Ein Buch der Sorte „Türkis-Optimistisch“

Berufsoptimist: Autor Andreas Stichmann Berufsoptimist: Autor Andreas Stichmann
Berufsoptimist: Autor Andreas Stichmann
Quelle: picture alliance / dpa
Andreas Stichmann ist einer unserer originellsten Erzähler. Auf dem Sonnenhof seines Romans, einem hippiesken sozialen Wohnprojekt, tummeln sich paranormale Existenzen und moderne Weltverbesserer.

Das Leben ist ein Sonnenhof. Am Komposthaufen des gleichnamigen Etablissements steht der bärtige Ludwig mit einer Mistforke und scheißt in seine Windeln, die kleinwüchsige Oma Wendy kommt mit ihrem Kinderfahrrad daher und zeigt ihre kühn gekreuzten Vorderzähne, und dann sind da noch Bibi, 17, Resozialisierungsfall, und Küwi, der Zwei-Meter-Mann mit dem Gemüt eines Fünfjährigen.

Nach Hamburg-Osdorf geht es in Andreas Stichmanns zweitem Roman „Die Entführung des Optimisten Sydney Seapunk“. Es geht mitten hinein in eine Welt der Problemfälle und gleich auch wieder hinaus. Dank einer Utopie und einer mittelschweren Erpressung. Aber erst einmal eins nach dem anderen.

Vor Jahrzehnten schon hat Ingrid, die Mutter von Ramafelene Meißner, ein soziales Wohnprojekt namens Sonnenhof ins Leben gerufen, das leider in der Gegenwart nicht mehr ganz so glänzend dasteht wie in seinen hippiesken Anfangszeiten. Auch wenn Sohn Meißner mittlerweile übernommen hat.

Ein letzter Hahn hat überlebt

Die Betreuten sind ebenso in die Jahre gekommen wie das Ladencafé, im Hühnerstall zieht als letzter Überlebender ein Hahn seine Runden, und während die Mutter sich nichts sehnlicher wünscht als eine Herzoperation („Ich brauche eine Herzoperation!“), muss der Sohn Ramafelene neben einem Tinnitus auch noch mit klammen Kassen zurechtkommen.

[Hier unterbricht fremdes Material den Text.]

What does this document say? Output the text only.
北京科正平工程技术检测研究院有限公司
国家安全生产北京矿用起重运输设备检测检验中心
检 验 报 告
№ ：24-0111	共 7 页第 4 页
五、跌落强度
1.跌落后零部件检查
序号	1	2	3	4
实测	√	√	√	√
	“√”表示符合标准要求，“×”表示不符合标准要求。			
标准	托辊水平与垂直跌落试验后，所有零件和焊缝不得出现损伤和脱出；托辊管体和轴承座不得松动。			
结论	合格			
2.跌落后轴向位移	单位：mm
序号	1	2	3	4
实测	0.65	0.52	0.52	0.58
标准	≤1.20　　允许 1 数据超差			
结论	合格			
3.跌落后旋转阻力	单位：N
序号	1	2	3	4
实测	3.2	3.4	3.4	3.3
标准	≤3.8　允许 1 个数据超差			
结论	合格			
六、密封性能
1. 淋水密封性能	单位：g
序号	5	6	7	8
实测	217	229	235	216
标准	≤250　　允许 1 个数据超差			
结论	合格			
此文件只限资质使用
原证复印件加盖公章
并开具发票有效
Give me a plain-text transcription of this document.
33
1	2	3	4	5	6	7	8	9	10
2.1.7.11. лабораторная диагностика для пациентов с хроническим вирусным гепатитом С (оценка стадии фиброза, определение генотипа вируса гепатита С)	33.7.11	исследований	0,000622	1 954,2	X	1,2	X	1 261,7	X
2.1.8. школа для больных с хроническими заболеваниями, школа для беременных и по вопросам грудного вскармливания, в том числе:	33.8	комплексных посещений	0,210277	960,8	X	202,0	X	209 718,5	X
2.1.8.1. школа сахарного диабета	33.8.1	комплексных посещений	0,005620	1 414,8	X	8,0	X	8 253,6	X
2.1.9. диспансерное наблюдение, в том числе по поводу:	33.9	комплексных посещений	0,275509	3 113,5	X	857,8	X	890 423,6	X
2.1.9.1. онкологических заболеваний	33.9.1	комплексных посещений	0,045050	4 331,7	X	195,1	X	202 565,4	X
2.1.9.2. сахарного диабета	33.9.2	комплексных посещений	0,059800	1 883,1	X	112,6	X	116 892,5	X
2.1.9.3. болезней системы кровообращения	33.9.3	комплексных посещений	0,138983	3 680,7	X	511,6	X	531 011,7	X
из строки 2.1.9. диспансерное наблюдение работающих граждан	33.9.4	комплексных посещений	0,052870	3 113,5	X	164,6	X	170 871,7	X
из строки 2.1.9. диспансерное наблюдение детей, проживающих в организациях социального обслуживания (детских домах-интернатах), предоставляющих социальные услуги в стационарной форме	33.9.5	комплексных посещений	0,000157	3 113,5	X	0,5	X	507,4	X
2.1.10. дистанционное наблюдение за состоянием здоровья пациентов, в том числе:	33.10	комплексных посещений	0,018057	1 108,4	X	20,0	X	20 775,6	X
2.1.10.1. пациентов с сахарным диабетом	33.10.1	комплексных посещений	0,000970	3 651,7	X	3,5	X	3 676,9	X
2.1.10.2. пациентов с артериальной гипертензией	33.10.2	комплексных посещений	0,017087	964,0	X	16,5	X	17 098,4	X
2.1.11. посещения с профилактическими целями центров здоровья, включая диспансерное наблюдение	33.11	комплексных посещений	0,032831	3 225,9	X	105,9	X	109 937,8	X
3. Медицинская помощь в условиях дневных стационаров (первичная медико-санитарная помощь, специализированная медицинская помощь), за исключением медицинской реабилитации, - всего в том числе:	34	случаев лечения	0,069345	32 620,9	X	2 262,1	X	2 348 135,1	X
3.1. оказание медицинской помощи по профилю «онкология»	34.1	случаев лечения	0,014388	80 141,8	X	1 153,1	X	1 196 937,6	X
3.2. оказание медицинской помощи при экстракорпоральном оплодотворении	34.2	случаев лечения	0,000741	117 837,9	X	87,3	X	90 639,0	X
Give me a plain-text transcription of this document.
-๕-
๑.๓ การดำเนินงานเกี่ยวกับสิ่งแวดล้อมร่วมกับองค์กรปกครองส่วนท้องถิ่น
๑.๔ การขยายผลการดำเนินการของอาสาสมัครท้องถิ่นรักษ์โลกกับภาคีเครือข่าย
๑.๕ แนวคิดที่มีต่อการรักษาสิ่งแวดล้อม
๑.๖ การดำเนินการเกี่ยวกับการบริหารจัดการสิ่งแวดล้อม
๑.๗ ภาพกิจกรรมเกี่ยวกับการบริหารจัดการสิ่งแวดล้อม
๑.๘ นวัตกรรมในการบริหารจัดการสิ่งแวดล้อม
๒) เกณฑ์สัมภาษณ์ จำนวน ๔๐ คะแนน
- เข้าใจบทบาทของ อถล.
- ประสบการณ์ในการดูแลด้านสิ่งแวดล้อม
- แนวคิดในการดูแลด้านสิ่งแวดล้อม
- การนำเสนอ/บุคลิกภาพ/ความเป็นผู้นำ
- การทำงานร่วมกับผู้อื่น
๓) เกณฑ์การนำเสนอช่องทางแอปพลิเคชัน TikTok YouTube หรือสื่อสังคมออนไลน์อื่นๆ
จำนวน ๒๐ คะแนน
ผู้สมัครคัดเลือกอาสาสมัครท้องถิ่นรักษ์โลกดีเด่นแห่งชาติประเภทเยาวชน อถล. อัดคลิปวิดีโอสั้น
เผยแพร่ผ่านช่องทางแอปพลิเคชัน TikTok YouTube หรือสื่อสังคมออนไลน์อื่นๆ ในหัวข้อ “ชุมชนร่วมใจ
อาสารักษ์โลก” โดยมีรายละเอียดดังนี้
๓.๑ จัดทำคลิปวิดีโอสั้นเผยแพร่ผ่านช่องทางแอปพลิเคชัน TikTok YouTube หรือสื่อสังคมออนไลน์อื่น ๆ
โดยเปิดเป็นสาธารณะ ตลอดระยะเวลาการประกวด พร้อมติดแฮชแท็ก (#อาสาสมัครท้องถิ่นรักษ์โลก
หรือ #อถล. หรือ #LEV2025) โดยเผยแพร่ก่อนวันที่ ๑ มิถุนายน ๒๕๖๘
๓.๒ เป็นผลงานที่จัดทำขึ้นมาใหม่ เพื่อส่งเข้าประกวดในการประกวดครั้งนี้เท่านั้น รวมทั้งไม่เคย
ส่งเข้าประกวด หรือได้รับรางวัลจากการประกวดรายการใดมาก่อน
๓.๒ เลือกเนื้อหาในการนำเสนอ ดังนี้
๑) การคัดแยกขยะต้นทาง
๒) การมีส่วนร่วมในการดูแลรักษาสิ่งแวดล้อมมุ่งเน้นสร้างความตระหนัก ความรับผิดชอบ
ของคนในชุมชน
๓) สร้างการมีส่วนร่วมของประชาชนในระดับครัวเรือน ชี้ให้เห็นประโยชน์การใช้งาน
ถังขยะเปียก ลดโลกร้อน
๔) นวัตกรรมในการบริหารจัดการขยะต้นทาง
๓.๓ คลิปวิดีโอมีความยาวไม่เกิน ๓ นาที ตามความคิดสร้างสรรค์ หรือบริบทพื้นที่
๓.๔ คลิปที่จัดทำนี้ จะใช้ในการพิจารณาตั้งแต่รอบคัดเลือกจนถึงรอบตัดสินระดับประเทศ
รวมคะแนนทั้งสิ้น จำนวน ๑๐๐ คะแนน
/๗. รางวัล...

Auftritt Sydney Seapunk, der eigentlich David van Geelen heißt und der vor seiner Karriere als Focusing-Trainer und Krankenhausclown vor allem eines war: Erbe eines hamburgtypischen Vermögens und präsumtiver Teilhaber der Van Geelen KG. Als schwarzes Schaf der Familie hat er sich aber von allem losgesagt und ist in ökologischem Eifer durch die Welt gereist.

Jetzt steht er da: um einige Illusionen ärmer, aber zur nächsten Utopie bereit. Dem Sonnenhof möchte er ein paar Millionen zukommen lassen, die er aber selbst nicht mehr besitzt. Er beschließt, seinen eigenen Bruder zu erpressen und sich selbst als entführt auszugeben. In Andreas Stichmanns Roman sind wir damit in einem Inferno prekärer Mutterliebe: Um sich wenigstens posthum die Zuneigung der verstorbenen Mutter zu sichern, will der Bruder das Lösegeld für deren Lieblingssohn zahlen.

Im Radius des Pikaresken

„Die Entführung des Optimisten Sydney Seapunk“ ist ein Schelmenroman, der den Radius des Pikaresken, des Möglichen und Unmöglichen munter durchschreitet. Die Insassen des Wohnprojekts sind im Geiste wundersam oder physisch gehandicapt oder beides, aber sie tragen eine Weltweisheit in sich, die den Leser vor die Frage stellen soll, wo eigentlich mehr Normalität herrscht: drinnen oder draußen. In der Hüttensiedlung der Außenseiter oder in der Rationalität der Welt drumherum.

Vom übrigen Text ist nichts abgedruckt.